Copying the data output from the omxh264dec will result in high CPU consumption

I use Nvidia GPU for hardware decoding on TK1, and then i found that copying the data output from the omxh264dec will result in high CPU consumption(overall CPU consumption about 55%) and if display directly, the CPU consumption is low(overall CPU consumption about 10%), so my question is that how to copy the data output from the omxh264dec without incleasing CPU consumption?

Gstreamer pipeline as below:
1.copy the data output from the omxh264dec
gst-launch-1.0 -v rtspsrc user-id=admin user-pw=ms1234 location=rtsp://192.168.200.122/main ! rtph264depay ! h264parse ! omxh264dec ! nvvidconv ! ‘video/x-raw, format=(string)I420’ ! filesink location=./test.yuv

  1. display directly the data output from the omxh264dec
    gst-launch-1.0 -v rtspsrc user-id=admin user-pw=ms1234 location=rtsp://192.168.200.122/main ! rtph264depay ! h264parse ! omxh264dec ! nvhdmioverlaysink -e

Thanks a lot!

Hi Kevin,
The output buffertype of omxh264dec is in video/x-raw(memory:NVMM). It requires memcpy() to make it become video/x-raw.

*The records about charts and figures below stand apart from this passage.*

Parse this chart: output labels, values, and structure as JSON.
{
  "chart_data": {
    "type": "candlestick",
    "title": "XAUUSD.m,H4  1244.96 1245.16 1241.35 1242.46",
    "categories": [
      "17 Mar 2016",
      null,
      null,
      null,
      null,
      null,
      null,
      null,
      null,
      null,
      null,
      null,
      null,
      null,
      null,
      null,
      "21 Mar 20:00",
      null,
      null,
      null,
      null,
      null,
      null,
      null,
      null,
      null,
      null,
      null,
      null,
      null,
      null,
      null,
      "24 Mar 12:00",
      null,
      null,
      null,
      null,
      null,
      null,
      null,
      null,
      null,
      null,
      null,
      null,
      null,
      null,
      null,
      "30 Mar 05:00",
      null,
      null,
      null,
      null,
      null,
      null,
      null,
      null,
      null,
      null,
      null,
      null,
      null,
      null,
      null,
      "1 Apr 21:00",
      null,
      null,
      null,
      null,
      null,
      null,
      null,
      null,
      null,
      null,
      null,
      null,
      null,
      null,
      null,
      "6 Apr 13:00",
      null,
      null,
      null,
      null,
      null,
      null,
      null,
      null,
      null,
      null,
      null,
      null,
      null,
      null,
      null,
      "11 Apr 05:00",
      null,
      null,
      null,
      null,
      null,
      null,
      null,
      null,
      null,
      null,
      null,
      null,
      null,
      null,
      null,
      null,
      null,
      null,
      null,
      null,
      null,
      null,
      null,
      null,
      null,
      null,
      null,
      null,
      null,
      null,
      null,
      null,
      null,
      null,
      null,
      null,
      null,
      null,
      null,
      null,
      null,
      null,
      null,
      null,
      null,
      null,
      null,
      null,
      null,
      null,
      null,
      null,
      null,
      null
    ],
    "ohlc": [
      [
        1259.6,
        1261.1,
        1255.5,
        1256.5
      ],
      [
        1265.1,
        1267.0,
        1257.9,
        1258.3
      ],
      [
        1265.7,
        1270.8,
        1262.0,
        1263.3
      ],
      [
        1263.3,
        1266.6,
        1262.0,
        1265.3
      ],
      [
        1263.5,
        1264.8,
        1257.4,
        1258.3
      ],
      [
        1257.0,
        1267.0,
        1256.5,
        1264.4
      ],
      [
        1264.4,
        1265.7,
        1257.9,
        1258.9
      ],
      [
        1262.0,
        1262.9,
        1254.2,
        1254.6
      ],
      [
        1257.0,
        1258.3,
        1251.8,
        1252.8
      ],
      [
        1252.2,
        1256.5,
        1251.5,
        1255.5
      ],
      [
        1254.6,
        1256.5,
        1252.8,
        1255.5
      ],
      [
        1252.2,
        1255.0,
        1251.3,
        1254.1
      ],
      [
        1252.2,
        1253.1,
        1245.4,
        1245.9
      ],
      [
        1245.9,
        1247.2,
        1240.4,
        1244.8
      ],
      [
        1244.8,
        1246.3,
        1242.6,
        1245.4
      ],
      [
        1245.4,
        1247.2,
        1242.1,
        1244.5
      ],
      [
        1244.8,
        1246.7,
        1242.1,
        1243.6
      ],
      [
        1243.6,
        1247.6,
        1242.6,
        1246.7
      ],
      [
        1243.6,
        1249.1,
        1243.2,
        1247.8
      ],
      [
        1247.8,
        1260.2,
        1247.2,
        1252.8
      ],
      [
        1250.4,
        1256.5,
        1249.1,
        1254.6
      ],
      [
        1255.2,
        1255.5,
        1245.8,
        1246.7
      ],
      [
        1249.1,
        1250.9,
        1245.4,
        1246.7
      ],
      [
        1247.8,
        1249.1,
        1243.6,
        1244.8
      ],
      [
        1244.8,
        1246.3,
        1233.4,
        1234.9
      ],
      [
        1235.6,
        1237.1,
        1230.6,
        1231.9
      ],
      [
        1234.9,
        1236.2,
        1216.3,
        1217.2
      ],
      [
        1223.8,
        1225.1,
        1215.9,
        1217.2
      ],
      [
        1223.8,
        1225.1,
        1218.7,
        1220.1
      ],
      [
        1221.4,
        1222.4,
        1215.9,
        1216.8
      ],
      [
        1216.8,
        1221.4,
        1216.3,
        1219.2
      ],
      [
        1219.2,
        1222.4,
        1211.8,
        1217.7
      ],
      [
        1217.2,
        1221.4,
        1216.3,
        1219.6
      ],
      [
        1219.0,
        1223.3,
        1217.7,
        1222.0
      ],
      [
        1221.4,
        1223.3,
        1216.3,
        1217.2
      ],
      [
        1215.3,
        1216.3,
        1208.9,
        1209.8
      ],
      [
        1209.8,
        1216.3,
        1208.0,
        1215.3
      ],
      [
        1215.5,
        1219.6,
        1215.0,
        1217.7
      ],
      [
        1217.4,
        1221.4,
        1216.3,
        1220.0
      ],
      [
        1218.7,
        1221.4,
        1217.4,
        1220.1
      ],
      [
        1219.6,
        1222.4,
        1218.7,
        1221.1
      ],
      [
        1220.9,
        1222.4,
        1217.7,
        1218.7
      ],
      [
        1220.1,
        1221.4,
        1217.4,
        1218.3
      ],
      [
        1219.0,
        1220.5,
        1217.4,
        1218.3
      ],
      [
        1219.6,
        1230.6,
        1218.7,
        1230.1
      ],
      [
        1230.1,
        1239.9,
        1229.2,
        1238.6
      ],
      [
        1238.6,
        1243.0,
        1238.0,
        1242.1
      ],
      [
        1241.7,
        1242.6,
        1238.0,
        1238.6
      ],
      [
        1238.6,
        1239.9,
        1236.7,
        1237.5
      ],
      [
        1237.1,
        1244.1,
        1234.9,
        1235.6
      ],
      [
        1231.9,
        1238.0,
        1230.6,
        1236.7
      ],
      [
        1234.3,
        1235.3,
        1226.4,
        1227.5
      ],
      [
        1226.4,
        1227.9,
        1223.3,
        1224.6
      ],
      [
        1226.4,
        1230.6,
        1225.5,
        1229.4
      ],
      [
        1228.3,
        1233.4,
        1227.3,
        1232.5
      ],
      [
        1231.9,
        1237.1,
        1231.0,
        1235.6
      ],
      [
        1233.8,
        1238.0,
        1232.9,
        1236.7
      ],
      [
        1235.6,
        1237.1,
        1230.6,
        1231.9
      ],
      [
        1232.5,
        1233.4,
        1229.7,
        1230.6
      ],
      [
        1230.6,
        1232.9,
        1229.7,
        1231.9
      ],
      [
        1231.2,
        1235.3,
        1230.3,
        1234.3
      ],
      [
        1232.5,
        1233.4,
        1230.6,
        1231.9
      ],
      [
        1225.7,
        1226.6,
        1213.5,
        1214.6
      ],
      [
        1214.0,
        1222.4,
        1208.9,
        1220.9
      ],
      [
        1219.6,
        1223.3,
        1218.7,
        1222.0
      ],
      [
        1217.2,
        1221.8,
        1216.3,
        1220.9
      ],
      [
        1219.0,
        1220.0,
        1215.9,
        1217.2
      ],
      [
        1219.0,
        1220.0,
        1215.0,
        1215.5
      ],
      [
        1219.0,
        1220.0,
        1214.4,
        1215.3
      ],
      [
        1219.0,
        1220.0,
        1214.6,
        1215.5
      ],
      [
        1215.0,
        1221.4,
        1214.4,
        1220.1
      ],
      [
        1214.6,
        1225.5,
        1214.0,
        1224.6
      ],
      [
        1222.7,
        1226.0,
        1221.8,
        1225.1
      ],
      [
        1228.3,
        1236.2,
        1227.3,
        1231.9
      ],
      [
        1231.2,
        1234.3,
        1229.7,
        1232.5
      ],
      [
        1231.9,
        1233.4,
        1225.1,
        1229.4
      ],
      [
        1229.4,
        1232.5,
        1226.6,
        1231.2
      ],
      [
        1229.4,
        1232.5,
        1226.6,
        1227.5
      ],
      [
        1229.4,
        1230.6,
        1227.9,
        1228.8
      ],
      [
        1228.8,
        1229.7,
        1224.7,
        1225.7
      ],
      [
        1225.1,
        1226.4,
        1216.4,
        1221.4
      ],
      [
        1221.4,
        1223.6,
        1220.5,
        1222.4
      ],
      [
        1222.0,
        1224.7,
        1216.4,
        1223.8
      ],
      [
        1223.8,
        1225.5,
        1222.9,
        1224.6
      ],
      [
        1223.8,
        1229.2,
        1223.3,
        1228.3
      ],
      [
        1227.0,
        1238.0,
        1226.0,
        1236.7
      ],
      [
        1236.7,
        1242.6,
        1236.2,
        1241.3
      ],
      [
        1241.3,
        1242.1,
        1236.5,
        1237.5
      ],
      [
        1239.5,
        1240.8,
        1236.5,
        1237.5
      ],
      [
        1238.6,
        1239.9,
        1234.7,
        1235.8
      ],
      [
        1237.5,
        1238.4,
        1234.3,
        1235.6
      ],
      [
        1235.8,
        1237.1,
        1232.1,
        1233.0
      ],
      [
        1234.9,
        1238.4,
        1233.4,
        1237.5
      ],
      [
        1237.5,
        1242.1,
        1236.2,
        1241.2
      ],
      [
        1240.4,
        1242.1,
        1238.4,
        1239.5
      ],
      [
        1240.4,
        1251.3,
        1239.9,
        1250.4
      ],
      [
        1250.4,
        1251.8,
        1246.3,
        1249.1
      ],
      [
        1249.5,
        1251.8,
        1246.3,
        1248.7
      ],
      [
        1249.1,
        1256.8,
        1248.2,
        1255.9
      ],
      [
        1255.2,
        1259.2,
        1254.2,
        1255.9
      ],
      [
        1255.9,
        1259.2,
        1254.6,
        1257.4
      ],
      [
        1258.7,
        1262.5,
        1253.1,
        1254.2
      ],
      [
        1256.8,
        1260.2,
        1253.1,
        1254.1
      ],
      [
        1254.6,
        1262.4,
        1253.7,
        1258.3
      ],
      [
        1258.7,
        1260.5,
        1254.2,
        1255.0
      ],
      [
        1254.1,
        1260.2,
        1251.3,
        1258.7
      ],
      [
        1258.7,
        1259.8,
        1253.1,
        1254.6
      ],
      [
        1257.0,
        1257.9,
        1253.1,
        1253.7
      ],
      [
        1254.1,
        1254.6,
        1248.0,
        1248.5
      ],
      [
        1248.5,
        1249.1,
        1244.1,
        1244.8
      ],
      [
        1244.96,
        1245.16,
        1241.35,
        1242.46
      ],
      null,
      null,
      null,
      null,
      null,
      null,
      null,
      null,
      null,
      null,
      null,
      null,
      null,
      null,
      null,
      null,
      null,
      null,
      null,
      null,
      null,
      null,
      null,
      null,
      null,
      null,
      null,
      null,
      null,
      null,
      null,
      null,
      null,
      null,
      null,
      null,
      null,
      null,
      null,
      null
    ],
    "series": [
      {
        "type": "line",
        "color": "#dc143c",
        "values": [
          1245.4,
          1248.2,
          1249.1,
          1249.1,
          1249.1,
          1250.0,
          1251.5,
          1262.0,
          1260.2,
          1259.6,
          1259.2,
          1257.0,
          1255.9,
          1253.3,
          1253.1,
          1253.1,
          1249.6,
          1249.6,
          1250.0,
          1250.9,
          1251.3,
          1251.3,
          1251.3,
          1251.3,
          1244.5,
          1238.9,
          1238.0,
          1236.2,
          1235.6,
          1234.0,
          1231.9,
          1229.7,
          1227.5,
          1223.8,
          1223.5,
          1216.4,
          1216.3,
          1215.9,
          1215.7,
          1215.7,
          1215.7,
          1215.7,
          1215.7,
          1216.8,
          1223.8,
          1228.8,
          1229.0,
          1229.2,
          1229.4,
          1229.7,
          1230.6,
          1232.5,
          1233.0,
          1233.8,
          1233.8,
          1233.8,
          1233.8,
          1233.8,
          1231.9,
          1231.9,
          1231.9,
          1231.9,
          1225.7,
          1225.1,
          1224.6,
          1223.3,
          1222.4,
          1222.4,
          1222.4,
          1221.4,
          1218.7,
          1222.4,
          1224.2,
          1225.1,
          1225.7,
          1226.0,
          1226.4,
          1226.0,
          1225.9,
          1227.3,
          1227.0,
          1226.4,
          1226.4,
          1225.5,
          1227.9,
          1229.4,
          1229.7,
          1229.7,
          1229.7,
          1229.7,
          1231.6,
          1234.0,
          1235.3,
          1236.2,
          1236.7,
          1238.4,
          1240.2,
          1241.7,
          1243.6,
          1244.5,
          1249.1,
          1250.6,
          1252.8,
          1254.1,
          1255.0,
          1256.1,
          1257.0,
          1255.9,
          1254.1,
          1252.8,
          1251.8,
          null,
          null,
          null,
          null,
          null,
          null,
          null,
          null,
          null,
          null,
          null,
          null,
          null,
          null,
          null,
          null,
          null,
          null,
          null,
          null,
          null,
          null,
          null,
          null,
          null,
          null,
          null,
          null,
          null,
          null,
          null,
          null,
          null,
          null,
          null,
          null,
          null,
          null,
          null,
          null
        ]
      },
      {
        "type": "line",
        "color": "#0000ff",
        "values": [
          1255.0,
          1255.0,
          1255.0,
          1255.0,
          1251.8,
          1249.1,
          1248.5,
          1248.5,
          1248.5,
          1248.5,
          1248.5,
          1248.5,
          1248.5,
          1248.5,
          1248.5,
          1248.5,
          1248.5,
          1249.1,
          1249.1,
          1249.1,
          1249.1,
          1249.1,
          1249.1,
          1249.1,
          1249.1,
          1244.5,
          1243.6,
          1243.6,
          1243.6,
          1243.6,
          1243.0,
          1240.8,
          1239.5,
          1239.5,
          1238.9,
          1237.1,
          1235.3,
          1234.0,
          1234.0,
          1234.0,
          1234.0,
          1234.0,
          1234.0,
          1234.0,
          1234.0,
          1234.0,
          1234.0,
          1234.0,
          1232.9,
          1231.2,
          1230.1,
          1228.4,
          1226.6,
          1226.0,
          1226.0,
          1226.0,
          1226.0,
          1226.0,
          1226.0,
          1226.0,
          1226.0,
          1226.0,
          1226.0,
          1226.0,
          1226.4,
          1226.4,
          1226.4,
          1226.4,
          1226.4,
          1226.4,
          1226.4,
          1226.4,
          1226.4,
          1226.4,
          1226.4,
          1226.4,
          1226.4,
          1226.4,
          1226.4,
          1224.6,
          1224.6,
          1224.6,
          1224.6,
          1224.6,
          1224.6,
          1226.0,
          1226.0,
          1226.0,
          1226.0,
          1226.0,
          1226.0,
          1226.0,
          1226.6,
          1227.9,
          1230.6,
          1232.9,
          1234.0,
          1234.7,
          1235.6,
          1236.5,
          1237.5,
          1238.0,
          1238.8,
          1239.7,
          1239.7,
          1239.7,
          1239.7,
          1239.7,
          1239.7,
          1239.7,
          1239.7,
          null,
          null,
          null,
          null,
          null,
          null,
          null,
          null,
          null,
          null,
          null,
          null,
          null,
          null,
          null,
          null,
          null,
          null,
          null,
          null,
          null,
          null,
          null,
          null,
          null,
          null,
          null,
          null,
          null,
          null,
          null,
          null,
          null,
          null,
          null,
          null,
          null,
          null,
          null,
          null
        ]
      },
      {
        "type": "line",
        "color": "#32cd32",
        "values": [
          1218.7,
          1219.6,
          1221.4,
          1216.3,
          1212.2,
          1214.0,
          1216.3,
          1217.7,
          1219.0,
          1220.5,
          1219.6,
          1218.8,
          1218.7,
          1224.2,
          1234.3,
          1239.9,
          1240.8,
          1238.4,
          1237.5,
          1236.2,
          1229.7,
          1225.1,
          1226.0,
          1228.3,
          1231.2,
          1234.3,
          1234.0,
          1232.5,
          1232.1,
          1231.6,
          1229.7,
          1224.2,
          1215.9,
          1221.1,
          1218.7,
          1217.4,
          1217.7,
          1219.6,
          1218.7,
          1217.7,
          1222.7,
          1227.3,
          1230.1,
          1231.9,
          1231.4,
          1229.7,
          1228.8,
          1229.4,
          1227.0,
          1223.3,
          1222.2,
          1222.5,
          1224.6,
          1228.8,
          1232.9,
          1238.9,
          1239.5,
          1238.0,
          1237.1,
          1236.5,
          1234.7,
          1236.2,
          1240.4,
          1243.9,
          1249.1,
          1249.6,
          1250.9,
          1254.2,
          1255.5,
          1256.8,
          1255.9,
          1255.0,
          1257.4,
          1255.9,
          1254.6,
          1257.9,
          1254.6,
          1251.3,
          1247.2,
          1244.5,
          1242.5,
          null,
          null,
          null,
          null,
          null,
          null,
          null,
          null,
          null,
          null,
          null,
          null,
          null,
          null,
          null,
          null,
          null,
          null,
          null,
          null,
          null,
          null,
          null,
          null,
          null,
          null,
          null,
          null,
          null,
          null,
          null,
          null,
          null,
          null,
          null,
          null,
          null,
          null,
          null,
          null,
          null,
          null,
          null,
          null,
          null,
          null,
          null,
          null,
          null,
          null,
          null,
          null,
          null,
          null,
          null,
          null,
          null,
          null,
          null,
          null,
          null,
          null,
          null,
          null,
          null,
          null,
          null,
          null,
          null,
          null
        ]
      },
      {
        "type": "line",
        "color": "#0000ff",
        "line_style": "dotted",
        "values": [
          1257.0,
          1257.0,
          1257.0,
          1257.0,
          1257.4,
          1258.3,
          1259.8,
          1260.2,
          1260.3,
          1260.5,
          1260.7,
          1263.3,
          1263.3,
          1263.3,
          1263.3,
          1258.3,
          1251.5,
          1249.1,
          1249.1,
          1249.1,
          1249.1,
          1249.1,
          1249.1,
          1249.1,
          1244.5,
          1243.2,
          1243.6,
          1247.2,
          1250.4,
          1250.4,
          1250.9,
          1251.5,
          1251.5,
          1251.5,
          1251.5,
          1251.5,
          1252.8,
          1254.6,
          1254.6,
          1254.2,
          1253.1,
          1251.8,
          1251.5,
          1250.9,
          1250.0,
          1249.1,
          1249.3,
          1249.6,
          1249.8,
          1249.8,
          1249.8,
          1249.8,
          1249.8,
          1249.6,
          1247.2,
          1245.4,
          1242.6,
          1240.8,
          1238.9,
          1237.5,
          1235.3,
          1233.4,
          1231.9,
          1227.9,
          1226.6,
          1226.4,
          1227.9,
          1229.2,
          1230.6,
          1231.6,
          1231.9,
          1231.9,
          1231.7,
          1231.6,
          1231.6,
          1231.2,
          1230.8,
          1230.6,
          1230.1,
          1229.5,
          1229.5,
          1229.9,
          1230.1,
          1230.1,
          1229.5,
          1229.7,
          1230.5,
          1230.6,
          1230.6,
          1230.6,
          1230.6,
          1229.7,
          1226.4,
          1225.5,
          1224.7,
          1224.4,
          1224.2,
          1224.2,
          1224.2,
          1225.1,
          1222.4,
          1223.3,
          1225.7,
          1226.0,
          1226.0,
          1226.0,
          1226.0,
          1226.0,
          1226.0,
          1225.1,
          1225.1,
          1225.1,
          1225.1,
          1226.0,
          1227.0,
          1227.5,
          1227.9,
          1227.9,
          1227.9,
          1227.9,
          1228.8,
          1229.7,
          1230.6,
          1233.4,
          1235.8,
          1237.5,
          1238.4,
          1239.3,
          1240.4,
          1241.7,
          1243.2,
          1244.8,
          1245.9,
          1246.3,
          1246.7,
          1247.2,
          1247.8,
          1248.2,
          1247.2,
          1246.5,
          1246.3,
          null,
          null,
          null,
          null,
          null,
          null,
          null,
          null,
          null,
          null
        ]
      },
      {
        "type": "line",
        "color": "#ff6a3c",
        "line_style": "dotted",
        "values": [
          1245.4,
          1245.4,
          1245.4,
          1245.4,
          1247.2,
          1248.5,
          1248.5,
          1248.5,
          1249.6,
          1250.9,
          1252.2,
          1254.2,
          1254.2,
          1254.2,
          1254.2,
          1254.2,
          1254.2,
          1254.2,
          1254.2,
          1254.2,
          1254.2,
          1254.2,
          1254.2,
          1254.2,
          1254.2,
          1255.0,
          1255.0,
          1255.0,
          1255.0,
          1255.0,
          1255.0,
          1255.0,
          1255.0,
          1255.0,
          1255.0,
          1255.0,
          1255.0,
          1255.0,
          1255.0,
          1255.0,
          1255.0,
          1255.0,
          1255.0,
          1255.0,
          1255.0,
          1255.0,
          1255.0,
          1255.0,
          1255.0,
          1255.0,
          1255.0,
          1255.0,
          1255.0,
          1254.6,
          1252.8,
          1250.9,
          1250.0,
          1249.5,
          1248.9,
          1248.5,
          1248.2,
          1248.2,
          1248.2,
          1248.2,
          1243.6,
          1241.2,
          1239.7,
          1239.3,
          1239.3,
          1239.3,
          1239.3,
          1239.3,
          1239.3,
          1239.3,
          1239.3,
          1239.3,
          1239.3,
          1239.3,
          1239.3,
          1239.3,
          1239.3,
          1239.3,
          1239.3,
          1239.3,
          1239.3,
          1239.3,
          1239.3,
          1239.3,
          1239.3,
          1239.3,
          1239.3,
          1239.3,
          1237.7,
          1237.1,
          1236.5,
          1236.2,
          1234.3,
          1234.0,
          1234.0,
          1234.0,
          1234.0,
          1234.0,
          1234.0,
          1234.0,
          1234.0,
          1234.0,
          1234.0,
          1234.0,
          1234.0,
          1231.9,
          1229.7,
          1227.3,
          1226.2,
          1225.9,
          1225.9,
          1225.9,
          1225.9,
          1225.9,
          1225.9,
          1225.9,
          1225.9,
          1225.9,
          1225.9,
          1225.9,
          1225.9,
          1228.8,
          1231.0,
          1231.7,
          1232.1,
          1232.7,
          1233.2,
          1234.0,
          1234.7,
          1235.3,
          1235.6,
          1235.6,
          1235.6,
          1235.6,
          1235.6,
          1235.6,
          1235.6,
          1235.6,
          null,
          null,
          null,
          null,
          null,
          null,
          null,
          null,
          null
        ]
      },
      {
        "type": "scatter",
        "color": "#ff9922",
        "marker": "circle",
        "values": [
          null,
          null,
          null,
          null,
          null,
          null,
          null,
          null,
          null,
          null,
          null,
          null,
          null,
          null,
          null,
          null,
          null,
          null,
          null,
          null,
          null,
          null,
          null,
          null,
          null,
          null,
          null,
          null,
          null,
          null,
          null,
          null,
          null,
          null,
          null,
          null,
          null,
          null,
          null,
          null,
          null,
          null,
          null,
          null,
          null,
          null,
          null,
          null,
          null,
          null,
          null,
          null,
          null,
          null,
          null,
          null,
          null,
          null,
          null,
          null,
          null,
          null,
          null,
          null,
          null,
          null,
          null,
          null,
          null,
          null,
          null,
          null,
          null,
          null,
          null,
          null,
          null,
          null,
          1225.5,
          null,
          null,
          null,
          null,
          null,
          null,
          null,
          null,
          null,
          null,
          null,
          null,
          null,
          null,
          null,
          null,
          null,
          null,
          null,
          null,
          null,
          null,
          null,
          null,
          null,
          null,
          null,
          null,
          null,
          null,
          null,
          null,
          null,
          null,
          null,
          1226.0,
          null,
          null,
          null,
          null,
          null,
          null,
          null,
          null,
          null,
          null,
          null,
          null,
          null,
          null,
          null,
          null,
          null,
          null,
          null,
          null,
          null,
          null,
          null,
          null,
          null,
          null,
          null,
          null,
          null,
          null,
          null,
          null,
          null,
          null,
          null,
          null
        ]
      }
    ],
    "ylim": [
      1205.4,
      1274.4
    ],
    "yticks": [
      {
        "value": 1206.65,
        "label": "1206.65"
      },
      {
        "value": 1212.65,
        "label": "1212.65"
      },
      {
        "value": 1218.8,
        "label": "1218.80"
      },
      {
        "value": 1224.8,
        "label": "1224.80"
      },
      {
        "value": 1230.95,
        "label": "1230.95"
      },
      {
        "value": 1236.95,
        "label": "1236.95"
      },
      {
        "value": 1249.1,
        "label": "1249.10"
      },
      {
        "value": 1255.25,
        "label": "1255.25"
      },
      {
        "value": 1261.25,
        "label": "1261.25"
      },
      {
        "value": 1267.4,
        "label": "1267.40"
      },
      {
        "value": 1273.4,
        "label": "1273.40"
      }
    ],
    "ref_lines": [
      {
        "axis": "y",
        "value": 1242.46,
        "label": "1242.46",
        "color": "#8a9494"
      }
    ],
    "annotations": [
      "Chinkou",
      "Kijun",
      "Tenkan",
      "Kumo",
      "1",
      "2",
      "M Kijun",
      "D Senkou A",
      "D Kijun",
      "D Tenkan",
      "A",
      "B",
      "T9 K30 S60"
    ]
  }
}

For rendering out, all buffers are in video/x-raw(memory:NVMM) and zero memcpy(). This is where the difference of CPU consumption comes form.

Hi Dane,
Thanks for your reply.

Will consume so much CPU((overall CPU consumption about 55%)) for making video/x-raw(memory:NVMM) become video/x-raw is normal? Because i am worried that i use the wrong way and there is a way that copying the data output from the omxh264dec consume low CPU consumption?

Thanks a lot!

Hi Kevin,
Here is the result profiled via /home/ubuntu/tegrastats on r21.5
Source: bourne_ultimatum_trailer.zip @ http://www.h264info.com/clips.html

Set CPU to performance mode

echo performance > /sys/devices/system/cpu/cpu0/cpufreq/scaling_governor

gst-launch-1.0 filesrc location=Bourne_trailer.mp4 ! qtdemux ! h264parse ! omxh264dec ! nvvidconv ! ‘video/x-raw, format=(string)I420’ ! filesink location=test.yuv
RAM 513/1892MB (lfb 9x4MB) cpu [98%,off,off,off]@2065 EMC 10%@924 AVP 0%@204 VDE 120 GR3D 0%@72 EDP limit 0
RAM 514/1892MB (lfb 9x4MB) cpu [94%,off,off,off]@2065 EMC 12%@924 AVP 0%@204 VDE 120 GR3D 0%@252 EDP limit 0
RAM 513/1892MB (lfb 9x4MB) cpu [95%,off,off,off]@2065 EMC 12%@924 AVP 0%@204 VDE 120 GR3D 0%@72 EDP limit 0

gst-launch-1.0 filesrc location=Bourne_Trailer.mp4 ! qtdemux ! h264parse ! omxh264dec ! nvhdmioverlaysink
RAM 498/1892MB (lfb 128x4MB) cpu [4%,off,off,off]@2065 EMC 9%@924 AVP 0%@204 VDE 120 GR3D 0%@72 EDP limit 0
RAM 498/1892MB (lfb 128x4MB) cpu [3%,off,off,off]@2065 EMC 9%@924 AVP 0%@204 VDE 276 GR3D 0%@72 EDP limit 0
RAM 498/1892MB (lfb 128x4MB) cpu [4%,off,off,off]@2065 EMC 9%@924 AVP 0%@204 VDE 444 GR3D 0%@72 EDP limit 0

Mostly dumping buffer out is for debugging. If you have a real usecase of dumping buffer to file, inevitably it suffers the high CPU consumption.

Hi Dane,
Thanks for your help.

Setting CPU to performance mode is very helpful, after doing this, the CPU consumption from 55% to 20%, so i think this is the root cause of high CPU consumption.

PS: In fact my purpose is not to save as file but callback HW decoding data

Hello DaneLLL!Sorry to bother you.I want to know if I set CPU to performance mode,is there any problem when I run my qt program on the TX1?